In the June 4th Meaford Independent edition, a Mr. Clark Little of TC Energy is quoted saying, “This is a world class clean energy project, using cutting edge technology.” This claim is preposterous and irresponsible. If it wasn’t demanding 3.3 billion dollars of eventual public money to permanently scar the Georgian Bay shoreline, Little’s statement would be laughable.
Pumped storage concept and technology is at least 100 years old. There is nothing “clean and cutting edge” about it. We have highly efficient energy capture technology at our fingertips today that precludes consideration of a project that yields a 70 % return from clean energy employed, creates 300,000 tons of CO2 in its construction and butchers what we are told is a “world biosphere” in Georgian Bay.
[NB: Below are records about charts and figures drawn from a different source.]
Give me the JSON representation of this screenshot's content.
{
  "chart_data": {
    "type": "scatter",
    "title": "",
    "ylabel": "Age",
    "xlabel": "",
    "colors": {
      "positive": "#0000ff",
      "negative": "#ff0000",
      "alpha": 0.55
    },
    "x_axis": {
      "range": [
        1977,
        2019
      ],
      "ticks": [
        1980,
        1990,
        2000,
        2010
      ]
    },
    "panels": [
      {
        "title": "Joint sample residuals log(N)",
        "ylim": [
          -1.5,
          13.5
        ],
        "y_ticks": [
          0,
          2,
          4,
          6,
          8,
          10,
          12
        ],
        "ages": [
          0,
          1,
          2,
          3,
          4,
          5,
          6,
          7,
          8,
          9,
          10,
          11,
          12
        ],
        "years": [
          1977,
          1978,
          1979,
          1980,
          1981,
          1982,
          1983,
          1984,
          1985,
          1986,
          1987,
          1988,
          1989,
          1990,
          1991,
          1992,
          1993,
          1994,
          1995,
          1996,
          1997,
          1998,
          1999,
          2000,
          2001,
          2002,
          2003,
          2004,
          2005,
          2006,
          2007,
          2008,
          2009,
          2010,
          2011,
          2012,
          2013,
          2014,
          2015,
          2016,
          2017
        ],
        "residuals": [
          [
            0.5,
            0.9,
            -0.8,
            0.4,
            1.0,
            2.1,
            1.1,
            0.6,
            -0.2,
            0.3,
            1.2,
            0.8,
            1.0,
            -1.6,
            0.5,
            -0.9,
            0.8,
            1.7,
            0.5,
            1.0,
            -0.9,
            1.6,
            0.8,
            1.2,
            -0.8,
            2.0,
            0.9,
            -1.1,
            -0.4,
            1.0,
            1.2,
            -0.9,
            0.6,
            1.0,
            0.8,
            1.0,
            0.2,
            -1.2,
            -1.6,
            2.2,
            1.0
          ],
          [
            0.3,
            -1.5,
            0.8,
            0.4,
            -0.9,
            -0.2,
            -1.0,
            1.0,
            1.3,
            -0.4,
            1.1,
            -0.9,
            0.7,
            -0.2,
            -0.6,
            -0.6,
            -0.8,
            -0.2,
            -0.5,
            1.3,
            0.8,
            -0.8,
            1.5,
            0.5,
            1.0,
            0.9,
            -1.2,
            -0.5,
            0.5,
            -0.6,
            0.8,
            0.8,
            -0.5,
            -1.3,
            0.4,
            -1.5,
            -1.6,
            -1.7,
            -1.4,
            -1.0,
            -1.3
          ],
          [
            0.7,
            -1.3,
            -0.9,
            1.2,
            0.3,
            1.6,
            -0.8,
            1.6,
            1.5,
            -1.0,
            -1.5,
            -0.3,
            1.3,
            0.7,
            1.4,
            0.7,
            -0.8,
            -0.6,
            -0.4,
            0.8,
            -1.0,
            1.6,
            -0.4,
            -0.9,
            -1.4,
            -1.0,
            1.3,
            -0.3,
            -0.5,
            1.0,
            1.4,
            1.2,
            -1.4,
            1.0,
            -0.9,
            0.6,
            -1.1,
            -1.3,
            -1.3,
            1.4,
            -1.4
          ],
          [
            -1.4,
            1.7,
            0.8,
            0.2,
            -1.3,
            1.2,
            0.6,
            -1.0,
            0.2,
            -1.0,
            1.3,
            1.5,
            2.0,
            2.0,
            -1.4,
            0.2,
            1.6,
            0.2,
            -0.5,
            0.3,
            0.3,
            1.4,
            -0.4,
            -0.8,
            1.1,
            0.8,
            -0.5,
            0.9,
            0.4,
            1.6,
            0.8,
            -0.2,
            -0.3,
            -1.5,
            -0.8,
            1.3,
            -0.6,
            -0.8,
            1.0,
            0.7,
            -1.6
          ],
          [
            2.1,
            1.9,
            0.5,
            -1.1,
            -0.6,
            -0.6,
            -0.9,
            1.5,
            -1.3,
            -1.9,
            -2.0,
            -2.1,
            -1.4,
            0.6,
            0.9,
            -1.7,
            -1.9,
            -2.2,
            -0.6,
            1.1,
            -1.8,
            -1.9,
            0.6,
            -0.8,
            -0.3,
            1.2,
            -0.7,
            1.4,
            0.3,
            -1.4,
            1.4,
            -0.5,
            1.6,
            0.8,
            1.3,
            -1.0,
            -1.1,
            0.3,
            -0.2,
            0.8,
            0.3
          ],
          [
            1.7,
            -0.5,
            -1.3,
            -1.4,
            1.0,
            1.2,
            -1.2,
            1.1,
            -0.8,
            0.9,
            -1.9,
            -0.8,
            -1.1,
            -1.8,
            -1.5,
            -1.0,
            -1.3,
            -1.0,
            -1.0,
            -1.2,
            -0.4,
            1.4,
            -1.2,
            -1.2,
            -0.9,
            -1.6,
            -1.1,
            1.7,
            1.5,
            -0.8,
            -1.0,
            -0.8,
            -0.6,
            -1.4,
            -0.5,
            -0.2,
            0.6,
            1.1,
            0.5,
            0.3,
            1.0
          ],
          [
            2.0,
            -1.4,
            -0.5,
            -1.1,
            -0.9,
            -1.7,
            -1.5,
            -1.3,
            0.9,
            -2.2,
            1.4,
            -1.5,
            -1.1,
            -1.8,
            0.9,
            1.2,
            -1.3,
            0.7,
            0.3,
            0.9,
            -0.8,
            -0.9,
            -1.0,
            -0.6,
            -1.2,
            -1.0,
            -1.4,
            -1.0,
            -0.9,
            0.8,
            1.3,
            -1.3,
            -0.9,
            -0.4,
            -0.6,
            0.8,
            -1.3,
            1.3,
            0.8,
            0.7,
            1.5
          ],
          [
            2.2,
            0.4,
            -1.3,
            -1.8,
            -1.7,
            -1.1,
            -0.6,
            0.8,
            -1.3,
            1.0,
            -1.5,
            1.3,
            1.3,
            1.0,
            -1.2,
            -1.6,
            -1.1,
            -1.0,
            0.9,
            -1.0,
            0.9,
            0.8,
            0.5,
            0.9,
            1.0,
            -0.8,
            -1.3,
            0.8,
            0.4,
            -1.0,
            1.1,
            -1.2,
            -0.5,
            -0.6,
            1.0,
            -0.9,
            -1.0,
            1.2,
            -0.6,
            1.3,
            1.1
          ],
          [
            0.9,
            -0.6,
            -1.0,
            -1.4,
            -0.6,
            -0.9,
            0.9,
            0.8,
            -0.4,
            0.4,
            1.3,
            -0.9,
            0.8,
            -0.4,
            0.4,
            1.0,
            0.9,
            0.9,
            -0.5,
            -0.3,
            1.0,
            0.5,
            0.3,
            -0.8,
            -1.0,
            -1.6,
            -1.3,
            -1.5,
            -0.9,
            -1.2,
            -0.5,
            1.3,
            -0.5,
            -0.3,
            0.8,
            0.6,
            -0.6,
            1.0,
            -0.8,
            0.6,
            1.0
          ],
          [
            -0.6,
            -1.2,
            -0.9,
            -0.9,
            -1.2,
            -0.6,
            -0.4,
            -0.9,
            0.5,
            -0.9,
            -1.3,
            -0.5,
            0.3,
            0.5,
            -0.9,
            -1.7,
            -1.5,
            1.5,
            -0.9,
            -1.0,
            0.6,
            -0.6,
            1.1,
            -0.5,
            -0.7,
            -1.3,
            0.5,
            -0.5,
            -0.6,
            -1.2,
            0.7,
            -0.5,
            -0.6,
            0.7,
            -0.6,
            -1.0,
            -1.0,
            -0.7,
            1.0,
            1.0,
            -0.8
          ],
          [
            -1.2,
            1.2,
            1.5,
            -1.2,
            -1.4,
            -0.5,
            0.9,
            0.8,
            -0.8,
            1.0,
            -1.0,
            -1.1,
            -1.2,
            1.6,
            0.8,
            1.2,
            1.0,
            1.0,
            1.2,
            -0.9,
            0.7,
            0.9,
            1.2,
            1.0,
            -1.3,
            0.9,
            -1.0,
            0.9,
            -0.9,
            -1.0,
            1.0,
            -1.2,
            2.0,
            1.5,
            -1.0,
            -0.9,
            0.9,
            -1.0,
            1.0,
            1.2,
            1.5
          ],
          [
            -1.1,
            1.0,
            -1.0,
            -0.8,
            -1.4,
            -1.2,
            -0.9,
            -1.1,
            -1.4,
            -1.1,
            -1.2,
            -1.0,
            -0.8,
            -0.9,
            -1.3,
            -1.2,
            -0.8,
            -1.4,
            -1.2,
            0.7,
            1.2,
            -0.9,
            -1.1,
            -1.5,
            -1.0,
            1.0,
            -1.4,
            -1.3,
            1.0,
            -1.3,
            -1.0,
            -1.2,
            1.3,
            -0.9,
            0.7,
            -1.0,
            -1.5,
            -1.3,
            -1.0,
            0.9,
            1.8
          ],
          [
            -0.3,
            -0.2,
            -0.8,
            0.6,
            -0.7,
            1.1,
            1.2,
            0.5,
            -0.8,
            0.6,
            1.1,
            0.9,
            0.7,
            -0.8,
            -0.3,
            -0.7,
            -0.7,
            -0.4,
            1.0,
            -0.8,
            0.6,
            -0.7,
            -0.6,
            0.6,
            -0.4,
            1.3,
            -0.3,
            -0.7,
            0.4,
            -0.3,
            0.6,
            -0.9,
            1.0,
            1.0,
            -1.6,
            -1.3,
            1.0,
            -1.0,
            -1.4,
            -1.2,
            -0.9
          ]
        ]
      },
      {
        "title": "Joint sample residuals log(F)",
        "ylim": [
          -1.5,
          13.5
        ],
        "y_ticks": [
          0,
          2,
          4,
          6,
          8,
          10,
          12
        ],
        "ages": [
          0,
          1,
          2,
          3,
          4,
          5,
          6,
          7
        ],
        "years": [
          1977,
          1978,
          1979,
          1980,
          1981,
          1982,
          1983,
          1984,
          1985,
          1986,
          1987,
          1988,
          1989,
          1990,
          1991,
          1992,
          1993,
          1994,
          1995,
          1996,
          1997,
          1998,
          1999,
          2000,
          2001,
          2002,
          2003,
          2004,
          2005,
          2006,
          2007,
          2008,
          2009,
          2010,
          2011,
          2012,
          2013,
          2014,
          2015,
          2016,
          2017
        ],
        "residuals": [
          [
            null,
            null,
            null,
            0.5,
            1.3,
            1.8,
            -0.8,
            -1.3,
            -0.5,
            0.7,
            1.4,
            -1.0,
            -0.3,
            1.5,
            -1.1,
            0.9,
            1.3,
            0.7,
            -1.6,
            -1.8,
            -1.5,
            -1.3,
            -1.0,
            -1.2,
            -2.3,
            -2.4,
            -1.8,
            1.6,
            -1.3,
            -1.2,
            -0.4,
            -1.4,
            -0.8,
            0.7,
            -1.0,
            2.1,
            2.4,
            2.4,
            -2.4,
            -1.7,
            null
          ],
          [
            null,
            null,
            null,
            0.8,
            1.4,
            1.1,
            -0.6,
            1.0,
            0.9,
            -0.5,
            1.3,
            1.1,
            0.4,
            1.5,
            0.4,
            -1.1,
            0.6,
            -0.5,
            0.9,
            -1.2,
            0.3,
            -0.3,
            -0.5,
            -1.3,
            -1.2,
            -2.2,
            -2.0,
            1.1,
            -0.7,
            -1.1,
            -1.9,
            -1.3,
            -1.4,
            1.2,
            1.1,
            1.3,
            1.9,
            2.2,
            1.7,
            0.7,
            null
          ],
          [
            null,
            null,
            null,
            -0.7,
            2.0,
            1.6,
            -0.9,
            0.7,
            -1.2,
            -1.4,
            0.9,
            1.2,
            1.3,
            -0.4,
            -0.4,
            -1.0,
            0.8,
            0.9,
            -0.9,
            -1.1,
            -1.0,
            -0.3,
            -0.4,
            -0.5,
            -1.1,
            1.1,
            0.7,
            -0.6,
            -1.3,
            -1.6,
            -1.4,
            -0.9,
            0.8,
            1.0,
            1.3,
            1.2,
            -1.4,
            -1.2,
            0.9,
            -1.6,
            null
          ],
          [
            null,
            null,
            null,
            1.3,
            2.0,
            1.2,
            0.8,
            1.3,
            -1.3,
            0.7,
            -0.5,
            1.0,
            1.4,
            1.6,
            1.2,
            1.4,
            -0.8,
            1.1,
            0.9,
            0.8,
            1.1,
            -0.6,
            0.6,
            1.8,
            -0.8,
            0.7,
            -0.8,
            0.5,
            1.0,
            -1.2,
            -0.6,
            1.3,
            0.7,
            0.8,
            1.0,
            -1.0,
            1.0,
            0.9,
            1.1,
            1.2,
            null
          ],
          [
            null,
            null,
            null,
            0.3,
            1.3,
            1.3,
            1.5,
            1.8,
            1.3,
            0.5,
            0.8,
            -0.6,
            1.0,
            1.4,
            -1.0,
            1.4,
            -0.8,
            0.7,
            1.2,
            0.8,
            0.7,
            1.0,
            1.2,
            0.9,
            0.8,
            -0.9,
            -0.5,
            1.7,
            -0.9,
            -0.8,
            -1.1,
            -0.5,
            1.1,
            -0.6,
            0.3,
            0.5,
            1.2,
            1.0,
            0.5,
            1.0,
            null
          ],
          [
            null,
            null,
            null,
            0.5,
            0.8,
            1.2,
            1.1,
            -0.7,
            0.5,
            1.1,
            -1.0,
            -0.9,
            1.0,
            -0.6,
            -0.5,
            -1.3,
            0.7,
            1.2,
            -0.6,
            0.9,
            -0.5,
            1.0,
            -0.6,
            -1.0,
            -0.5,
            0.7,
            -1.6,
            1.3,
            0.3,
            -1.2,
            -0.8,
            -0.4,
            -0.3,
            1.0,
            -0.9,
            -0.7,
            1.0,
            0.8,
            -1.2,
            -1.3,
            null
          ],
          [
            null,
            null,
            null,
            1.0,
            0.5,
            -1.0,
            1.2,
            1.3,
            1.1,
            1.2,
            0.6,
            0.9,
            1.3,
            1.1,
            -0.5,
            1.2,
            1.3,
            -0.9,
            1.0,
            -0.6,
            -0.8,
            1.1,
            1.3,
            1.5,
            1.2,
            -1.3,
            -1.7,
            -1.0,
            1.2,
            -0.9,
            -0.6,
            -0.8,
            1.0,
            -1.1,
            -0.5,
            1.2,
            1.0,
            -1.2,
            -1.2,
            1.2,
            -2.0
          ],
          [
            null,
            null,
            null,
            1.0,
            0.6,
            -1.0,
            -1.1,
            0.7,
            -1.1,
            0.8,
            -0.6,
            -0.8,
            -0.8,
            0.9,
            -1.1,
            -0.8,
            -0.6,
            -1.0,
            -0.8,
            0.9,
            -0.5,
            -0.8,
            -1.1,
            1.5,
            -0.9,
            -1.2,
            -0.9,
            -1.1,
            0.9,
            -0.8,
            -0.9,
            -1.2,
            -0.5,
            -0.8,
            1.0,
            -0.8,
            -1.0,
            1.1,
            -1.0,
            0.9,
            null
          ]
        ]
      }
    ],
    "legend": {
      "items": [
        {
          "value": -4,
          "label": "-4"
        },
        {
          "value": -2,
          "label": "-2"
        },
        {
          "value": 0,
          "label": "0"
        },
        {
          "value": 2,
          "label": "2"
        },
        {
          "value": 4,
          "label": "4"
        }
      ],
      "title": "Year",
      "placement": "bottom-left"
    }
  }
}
TC Energy knows this.
It is ludicrous we should be even considering this antiquated and inefficient technology. It is astonishing it has progressed this far, whereby TC has hoodwinked less technically informed people into agreeing to conduct an ‘Environmental Assessment Approval Process’. One can’t help contemplating that TC Energy’s adamant pursuit of this outdated technology is driven by more than just ‘pride of authorship’. What undisclosed financial arrangements are fueling this obsession with technology from a time prior to World War One? Before this proceeds any further, a formal inquisition needs to be initiated to examine and quantify alternate technologies.
By the time this project would be commissioned for start-up in 2027, energy storage technology will have advanced even further to the extent that electricity supplied from this facility will be considered worthless given the inherent inefficiencies of pumped energy storage. It will never be used.